AEW was a scholar and a prolific writer. Some critics feel he was too prolific, but I digress. He was married twice and had one daughter by his first wife. He was The Magician of the pair because the idea, or inspiration of a tarot deck was his, and he is the one who found the artist, outlined the general ideas of the designs, and found a publisher. The basic meaning of The Magician is the manifestation of an idea.
PCS was also a writer, but first and foremost, she was an artist, and not just any sort of artist. She trained at the Pratt Institute in Brooklyn where she was taught to express emotion and ideas indirectly but meaningfully in visual art. Art was both social and spiritual and was a tool for changing the world. and In other words, she was a Symbolist.
She knew William Butler Yeats, Aleister Crowley, and several other influential writers and magicians of the time. One of her many theater and avant garde performance jobs involved working for Henry Irving and his stage manager, Bram Stoker (author of the original Dracula), at the famous Lyceum Theater in London.
PCS used her magic to look deep within herself, find universal truths and ideas, and communicate them in the form of beautiful, symbolic images. They were so well crafted that they worked in the subconsciouses of those willing to be still and meditate on them like yeast in bread dough. She lived in her imagination and for her art. Physical success would have been nice, but if it meant giving up her art, it wasn’t worth it. Her most valuable possessions were her spiritual and artistic integrity, and she never compromised these.

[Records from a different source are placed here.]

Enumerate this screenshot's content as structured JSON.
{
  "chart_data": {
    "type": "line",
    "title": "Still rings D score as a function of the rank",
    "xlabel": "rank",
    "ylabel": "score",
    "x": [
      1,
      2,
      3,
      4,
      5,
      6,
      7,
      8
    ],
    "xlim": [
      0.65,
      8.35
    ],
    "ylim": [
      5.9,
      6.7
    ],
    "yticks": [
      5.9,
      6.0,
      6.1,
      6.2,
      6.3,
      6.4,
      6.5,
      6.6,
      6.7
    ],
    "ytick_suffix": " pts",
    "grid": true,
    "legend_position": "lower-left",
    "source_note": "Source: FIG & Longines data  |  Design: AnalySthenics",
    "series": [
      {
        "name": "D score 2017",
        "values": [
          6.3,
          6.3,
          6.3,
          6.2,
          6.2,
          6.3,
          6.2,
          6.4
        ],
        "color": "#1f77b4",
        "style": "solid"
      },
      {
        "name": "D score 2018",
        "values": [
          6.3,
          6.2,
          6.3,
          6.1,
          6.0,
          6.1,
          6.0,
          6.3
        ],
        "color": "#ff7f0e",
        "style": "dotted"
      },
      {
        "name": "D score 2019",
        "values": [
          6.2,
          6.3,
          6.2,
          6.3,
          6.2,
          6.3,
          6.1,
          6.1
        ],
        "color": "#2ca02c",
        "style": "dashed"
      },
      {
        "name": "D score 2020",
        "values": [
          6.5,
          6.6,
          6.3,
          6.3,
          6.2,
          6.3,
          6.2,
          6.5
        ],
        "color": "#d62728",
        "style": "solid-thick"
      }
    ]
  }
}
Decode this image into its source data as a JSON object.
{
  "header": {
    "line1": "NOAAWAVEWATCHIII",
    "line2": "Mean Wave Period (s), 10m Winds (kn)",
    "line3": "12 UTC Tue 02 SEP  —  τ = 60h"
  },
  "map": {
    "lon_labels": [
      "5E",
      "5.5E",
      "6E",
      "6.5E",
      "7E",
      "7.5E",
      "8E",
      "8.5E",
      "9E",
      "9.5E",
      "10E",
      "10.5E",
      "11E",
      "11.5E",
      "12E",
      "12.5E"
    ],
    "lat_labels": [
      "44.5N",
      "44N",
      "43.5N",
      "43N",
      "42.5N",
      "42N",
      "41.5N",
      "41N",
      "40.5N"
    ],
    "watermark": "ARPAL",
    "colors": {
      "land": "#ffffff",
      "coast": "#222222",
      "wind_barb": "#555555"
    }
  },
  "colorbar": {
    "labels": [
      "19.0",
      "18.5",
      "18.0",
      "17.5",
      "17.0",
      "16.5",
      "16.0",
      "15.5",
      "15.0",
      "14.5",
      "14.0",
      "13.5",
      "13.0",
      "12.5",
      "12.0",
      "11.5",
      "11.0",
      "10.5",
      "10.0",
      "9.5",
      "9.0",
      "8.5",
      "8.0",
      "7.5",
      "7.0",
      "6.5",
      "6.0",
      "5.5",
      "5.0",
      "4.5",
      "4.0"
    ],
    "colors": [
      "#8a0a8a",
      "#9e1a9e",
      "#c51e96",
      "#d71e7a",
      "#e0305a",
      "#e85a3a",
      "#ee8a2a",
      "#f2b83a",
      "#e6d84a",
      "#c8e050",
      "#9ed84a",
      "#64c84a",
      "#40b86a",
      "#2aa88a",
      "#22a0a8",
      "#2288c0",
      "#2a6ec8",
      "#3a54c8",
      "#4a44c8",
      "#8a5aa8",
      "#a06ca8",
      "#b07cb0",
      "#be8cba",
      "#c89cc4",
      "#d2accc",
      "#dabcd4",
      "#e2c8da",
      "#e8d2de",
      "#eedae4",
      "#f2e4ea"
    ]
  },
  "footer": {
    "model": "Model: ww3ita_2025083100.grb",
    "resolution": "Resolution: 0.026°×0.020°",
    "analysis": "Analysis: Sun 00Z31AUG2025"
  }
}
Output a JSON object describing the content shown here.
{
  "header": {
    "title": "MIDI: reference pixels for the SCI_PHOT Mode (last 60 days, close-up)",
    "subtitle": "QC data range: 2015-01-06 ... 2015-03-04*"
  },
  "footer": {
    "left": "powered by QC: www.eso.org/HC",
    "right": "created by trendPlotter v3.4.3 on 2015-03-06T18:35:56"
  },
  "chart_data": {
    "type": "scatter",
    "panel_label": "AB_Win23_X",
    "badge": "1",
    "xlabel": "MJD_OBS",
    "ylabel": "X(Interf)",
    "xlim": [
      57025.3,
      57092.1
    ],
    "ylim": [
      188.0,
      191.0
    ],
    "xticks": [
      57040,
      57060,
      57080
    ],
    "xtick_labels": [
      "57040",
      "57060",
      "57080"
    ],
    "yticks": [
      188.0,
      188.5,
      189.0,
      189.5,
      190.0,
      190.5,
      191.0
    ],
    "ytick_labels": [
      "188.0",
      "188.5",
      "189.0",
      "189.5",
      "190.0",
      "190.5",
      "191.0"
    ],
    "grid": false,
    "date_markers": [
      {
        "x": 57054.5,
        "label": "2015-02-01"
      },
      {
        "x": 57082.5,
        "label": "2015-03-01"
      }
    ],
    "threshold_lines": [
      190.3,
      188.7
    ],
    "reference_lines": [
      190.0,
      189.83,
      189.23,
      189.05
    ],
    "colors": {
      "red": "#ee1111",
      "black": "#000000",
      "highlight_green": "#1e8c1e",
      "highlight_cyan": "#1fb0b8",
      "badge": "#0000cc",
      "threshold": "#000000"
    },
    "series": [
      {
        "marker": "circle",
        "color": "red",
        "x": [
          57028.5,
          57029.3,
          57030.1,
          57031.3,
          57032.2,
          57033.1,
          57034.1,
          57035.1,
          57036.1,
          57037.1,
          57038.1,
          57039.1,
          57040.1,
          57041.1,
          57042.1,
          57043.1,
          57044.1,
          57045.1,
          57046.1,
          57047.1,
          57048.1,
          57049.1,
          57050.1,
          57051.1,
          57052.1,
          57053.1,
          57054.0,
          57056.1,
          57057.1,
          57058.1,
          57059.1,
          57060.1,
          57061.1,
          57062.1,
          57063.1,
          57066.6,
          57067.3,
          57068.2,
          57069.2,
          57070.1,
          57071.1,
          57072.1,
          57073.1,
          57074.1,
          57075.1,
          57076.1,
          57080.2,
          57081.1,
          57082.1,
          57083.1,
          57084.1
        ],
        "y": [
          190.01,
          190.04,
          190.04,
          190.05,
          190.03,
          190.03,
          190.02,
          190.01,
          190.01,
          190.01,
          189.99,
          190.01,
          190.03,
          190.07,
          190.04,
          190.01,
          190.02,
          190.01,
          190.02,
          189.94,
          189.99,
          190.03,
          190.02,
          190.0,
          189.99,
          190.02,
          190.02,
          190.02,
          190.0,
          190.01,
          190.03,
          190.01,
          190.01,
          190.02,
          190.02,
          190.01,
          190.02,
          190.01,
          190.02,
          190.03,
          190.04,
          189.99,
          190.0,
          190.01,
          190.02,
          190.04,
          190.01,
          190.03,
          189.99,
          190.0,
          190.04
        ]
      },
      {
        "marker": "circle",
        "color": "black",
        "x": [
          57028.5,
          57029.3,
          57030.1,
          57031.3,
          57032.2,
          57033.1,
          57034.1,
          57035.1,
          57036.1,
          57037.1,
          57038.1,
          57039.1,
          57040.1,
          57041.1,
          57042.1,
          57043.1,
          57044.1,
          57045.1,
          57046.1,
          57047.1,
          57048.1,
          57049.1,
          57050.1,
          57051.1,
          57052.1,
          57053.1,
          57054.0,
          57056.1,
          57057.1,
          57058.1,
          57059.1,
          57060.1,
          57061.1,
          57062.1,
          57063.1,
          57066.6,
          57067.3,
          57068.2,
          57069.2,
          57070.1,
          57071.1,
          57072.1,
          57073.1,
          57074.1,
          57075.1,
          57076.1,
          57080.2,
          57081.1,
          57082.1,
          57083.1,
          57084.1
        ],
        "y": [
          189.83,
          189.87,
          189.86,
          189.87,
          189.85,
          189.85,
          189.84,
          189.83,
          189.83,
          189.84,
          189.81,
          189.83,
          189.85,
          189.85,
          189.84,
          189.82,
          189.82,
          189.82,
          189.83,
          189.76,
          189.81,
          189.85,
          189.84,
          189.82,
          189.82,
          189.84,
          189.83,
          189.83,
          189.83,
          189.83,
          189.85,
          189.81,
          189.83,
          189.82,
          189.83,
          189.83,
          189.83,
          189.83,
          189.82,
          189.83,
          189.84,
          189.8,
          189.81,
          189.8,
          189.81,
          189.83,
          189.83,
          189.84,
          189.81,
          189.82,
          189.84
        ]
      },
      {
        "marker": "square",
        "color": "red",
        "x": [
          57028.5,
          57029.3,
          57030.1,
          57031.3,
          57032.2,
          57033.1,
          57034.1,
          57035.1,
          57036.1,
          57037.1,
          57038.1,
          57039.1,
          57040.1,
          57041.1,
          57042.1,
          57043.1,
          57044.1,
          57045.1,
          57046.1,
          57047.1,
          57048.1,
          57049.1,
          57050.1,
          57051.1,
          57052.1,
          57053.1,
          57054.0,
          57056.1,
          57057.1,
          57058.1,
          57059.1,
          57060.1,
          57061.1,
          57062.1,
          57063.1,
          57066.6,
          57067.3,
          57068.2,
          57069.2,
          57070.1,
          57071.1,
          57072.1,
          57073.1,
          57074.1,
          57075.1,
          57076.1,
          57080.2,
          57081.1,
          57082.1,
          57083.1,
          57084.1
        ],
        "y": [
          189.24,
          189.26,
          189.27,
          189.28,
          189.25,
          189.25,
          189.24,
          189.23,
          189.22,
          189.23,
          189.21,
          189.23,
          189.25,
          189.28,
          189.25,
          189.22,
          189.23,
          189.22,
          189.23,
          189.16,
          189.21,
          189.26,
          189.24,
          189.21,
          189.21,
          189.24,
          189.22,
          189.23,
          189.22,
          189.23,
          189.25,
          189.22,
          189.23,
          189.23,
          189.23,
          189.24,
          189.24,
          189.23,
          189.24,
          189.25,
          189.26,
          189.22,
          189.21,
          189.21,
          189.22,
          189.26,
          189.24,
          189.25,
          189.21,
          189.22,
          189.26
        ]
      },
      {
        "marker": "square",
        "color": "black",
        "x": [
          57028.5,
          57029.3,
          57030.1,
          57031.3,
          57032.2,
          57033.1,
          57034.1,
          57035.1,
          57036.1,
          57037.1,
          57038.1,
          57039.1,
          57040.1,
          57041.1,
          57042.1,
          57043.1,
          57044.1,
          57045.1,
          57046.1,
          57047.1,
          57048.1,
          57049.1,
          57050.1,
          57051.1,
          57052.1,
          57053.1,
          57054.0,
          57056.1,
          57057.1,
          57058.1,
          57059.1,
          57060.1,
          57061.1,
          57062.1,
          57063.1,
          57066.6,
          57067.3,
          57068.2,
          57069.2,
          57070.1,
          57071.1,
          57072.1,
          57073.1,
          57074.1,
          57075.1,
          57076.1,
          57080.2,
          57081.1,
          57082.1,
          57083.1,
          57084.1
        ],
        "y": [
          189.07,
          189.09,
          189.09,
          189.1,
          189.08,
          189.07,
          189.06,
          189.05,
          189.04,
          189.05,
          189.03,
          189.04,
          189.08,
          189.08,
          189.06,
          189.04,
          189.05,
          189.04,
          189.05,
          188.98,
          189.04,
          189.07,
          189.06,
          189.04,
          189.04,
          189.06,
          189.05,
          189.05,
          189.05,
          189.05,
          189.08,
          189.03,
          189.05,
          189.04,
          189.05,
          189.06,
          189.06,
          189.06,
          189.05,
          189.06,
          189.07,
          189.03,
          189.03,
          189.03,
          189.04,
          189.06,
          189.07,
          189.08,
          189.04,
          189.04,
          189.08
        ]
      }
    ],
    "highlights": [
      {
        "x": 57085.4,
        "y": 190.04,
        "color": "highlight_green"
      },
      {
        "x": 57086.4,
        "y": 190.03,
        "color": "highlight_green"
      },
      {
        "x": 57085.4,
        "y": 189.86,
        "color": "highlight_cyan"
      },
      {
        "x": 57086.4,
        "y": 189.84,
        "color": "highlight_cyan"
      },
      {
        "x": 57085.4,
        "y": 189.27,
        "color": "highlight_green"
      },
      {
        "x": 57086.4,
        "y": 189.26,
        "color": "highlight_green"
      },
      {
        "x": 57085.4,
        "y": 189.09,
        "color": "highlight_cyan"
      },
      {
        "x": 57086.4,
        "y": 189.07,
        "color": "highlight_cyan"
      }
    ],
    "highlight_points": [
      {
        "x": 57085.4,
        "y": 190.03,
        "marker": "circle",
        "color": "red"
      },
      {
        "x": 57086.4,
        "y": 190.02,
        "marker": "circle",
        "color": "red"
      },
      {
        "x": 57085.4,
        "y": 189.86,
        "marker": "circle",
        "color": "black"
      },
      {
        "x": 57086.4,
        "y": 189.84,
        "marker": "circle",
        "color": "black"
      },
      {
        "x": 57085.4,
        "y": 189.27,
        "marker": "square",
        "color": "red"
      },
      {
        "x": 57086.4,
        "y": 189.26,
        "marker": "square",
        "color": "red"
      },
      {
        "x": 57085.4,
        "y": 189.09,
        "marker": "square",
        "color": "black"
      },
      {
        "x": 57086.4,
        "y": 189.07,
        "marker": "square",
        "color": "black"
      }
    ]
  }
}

So, unfortunately, she was never able to make very much money, she never married or had children, she died in poverty, and was buried in an unmarked grave.
A perfect, but tragic, High Priestess.
Hugo Bauer, the creator of the above painting sums it all up nicely: “As the Waite-Smith tarot was the result of a collaboration I only thought it natural to make a double portrait. Nevertheless I don’t hold much sympathy for Waite as he didn’t pay Pamela the money and respect she deserved. Still, without him this deck would never have existed, and his influence on the major arcana was considerable. But no explanation is needed for the fact that I placed Pamela in the centre and on the foreground, as it is her artwork and unbelievable spiritual insight that made the Waite Smith deck so special. I hope that fellow admirers of Pamela will consider this painting to be a truthful homage to an artist that never got the respect she deserved.”